The ocean was calm, as it almost always was these past few years, forming a perfect and abrupt line on the horizon between the blue of the sea and the white of the cloudy sky. Hence Garth was caught all the more off guard when the boat suddenly lurched, throwing him against the guardrail. Despite his earlier musings, he was not, in fact, particularly keen on being thrown overboard, and so, despite being mildly winded, managed to cling on for dear life to avoid being flipped over the top of the rail.

He was about to push himself back onto the deck and spend a few moments dramatically hyperventilating over his near-death experience when he noticed the water below the boat was considerably darker than it should have been. Confused, he raised his gaze. Farther out towards the horizon, the water remained the same navy blue it should have been, but it grew significantly darker halfway towards the ship. He looked around to see if the phenomenon was the same in all directions, and noticed that the line of darker water was in fact advancing in front of the ship.

Garth was still struggling to comprehend what he was seeing when the shadow fell away significantly on either side, and the ship found itself in a much thinner sliver of dark water protruding from the main bulk that had pushed on ahead. Garth ran towards the bow in an attempt to get a better view of both of the sliver’s edges, fighting to stay on his feet against the constant rocking of the ship. Immediately upon leaning over the railing, he noticed that the sliver was swaying side to side, its edges occasionally almost touching the ship. Looking farther outward, he could also see what appeared to be similar slivers. As he watched, each of these slivers slowly began to curve and twist, until the ship found itself once again in blue water. Garth instinctively leaned farther over the railing in an attempt to keep the slivers in sight, and had little time to react as the one they had previously been sailing along swung back in an arc towards the ship, its momentum steady and relentless. The lurch as the shadow passed beneath the ship threw the precariously balanced Garth straight over the railing.

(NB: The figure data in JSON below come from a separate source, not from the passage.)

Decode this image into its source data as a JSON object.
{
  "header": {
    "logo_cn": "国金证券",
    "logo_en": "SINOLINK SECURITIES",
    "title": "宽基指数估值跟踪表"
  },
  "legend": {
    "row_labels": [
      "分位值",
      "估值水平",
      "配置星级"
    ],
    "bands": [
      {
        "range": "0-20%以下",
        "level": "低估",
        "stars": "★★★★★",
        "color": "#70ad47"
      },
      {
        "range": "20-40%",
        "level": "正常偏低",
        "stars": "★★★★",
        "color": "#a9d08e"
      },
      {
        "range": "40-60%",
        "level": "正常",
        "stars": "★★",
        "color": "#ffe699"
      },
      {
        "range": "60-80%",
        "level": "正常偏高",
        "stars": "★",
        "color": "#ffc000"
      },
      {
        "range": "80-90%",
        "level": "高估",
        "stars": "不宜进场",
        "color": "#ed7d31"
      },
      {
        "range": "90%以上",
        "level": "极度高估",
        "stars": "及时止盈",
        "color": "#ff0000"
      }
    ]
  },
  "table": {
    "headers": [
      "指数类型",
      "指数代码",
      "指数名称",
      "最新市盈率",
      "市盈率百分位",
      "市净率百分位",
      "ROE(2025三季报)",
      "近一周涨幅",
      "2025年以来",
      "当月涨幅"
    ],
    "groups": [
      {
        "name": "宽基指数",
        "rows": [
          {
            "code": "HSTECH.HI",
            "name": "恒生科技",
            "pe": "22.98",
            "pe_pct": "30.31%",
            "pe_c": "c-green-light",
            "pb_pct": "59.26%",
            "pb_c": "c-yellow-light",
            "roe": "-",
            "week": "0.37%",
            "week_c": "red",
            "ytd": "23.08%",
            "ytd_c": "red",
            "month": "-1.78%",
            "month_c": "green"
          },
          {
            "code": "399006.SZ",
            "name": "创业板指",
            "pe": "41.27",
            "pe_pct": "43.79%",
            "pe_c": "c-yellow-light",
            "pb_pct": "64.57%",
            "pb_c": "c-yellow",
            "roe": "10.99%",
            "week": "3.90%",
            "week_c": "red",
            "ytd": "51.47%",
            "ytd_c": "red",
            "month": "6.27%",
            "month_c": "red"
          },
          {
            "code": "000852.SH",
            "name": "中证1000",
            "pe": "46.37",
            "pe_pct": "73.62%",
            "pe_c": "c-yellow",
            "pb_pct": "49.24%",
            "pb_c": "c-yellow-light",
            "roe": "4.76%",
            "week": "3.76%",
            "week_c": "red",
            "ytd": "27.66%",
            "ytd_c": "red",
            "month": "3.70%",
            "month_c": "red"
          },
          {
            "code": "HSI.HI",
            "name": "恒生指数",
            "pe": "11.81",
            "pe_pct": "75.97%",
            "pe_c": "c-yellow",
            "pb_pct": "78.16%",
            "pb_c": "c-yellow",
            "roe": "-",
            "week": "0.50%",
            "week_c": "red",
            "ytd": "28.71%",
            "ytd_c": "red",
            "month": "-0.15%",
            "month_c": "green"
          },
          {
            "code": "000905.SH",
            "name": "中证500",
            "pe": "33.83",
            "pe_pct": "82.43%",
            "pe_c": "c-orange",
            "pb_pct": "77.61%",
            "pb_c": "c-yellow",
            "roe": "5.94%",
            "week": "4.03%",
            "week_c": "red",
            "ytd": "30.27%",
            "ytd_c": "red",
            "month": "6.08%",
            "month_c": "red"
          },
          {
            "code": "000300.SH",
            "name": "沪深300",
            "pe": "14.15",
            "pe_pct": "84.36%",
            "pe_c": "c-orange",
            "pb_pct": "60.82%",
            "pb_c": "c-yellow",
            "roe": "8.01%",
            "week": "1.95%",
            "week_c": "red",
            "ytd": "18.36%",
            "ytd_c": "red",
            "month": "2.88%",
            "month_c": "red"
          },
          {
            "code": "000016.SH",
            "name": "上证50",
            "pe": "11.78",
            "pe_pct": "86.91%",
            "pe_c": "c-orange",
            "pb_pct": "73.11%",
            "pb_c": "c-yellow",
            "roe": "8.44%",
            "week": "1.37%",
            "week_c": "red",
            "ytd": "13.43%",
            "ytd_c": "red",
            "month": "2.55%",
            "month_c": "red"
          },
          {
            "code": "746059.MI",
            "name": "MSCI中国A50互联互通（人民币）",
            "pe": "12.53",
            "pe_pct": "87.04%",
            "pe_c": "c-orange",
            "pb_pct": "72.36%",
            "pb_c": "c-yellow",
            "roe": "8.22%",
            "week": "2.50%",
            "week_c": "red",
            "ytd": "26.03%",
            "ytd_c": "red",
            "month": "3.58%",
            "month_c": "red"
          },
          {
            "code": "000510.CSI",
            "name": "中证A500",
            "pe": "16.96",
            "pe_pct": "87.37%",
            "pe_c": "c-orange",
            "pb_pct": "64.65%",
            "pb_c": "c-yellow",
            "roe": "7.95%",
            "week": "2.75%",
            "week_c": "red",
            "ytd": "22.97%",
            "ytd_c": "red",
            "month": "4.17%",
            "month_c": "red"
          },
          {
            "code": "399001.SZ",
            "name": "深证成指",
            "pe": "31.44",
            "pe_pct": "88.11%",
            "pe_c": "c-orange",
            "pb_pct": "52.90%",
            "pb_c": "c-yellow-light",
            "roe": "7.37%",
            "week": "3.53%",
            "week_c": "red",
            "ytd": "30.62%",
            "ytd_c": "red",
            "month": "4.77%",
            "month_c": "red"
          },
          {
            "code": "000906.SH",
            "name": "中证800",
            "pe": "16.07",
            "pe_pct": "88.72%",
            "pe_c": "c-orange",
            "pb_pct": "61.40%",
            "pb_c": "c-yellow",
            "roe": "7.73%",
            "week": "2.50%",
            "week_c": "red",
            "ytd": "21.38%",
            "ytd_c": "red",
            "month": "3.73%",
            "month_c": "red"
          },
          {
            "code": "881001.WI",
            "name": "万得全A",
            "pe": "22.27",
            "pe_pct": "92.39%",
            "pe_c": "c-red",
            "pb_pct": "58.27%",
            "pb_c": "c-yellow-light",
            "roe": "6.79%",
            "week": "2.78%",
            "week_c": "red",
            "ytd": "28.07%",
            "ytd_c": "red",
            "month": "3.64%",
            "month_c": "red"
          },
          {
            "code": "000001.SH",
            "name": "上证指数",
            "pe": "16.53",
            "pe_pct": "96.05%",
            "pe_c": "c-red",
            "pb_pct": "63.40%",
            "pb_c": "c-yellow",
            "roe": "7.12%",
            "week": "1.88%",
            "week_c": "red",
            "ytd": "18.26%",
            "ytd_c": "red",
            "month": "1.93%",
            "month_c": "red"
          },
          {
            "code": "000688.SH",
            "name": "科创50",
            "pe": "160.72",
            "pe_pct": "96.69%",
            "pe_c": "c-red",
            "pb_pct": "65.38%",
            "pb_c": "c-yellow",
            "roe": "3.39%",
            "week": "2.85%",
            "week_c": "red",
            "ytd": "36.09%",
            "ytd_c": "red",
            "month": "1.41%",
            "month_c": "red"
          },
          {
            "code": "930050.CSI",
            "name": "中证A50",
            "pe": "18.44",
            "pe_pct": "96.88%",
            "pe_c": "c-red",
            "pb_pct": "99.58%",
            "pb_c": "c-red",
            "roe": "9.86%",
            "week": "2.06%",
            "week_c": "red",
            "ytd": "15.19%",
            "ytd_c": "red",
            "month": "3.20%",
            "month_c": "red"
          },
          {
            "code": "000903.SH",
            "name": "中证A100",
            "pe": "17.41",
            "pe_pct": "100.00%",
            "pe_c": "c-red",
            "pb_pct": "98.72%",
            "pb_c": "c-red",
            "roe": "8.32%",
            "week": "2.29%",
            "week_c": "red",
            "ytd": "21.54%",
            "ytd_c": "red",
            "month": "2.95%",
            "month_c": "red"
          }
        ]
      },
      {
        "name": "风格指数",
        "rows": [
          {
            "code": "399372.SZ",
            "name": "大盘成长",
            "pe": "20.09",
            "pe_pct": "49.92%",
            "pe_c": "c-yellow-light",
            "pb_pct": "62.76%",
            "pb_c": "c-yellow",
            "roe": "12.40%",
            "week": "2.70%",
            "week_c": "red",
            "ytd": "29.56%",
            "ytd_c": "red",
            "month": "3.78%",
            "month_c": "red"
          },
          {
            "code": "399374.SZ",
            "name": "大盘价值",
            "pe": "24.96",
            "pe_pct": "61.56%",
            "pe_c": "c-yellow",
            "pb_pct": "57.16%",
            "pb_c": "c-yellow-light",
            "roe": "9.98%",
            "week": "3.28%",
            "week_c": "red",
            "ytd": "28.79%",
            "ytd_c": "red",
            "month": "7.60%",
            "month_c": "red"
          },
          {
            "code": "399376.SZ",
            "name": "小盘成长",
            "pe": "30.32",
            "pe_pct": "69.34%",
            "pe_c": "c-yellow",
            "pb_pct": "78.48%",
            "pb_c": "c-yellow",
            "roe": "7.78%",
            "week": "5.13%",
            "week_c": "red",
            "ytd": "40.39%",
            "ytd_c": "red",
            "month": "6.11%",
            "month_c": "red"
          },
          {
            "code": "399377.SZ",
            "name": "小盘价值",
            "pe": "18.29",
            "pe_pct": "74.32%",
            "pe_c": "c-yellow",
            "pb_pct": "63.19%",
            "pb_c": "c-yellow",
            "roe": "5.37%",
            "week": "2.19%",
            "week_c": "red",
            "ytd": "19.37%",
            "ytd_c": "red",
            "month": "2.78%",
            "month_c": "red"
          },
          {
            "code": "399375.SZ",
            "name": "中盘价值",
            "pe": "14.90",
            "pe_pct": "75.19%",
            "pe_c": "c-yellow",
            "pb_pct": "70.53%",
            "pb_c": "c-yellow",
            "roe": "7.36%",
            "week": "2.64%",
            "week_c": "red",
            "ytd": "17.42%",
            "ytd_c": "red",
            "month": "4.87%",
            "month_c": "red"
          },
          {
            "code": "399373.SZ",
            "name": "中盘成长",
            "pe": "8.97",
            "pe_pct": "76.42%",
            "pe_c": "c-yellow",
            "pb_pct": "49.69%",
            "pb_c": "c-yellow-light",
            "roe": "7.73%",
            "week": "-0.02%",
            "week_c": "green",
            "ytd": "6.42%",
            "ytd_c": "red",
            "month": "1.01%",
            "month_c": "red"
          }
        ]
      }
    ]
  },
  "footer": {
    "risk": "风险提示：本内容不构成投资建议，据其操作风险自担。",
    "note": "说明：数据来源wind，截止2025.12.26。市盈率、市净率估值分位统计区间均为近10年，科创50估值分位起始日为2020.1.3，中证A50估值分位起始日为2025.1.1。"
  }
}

His body moved with little conscious input from his brain, hooking his right arm around a lower rung of the railing as it rushed towards him, providing a perfect point of rotation for the momentum of his fall to swing him around until his waist slammed into the edge of the deck, the abrupt stop yanking his shoulder half out of its socket. Garth struggled anxiously to maintain his grip as the continued rocking of the ship kept slamming the deck into his kidney again and again, all the while screaming and shouting a long string of the worst expletives that came to mind. Eventually, the rocking abated, and he was able to use his good arm to pull himself high enough to swing up his legs and throw himself back up over the railing with a kick.

Upon hitting the deck with another sickening thump, he promptly rolled over and vomited up the entire contents of his stomach, and perhaps a little more. Once it seemed the coast was clear and nothing more was due to come up, he slowly dragged himself back towards the railing, half-delirious from pain and with sweat pouring down his face. Pressing his face against the cool metal of the railing, he was unable to suppress a sigh of pleasure. Though his vision was hazy and obscured by dancing black spots, he could see that, clear to the horizon, all was blue — and then he fainted.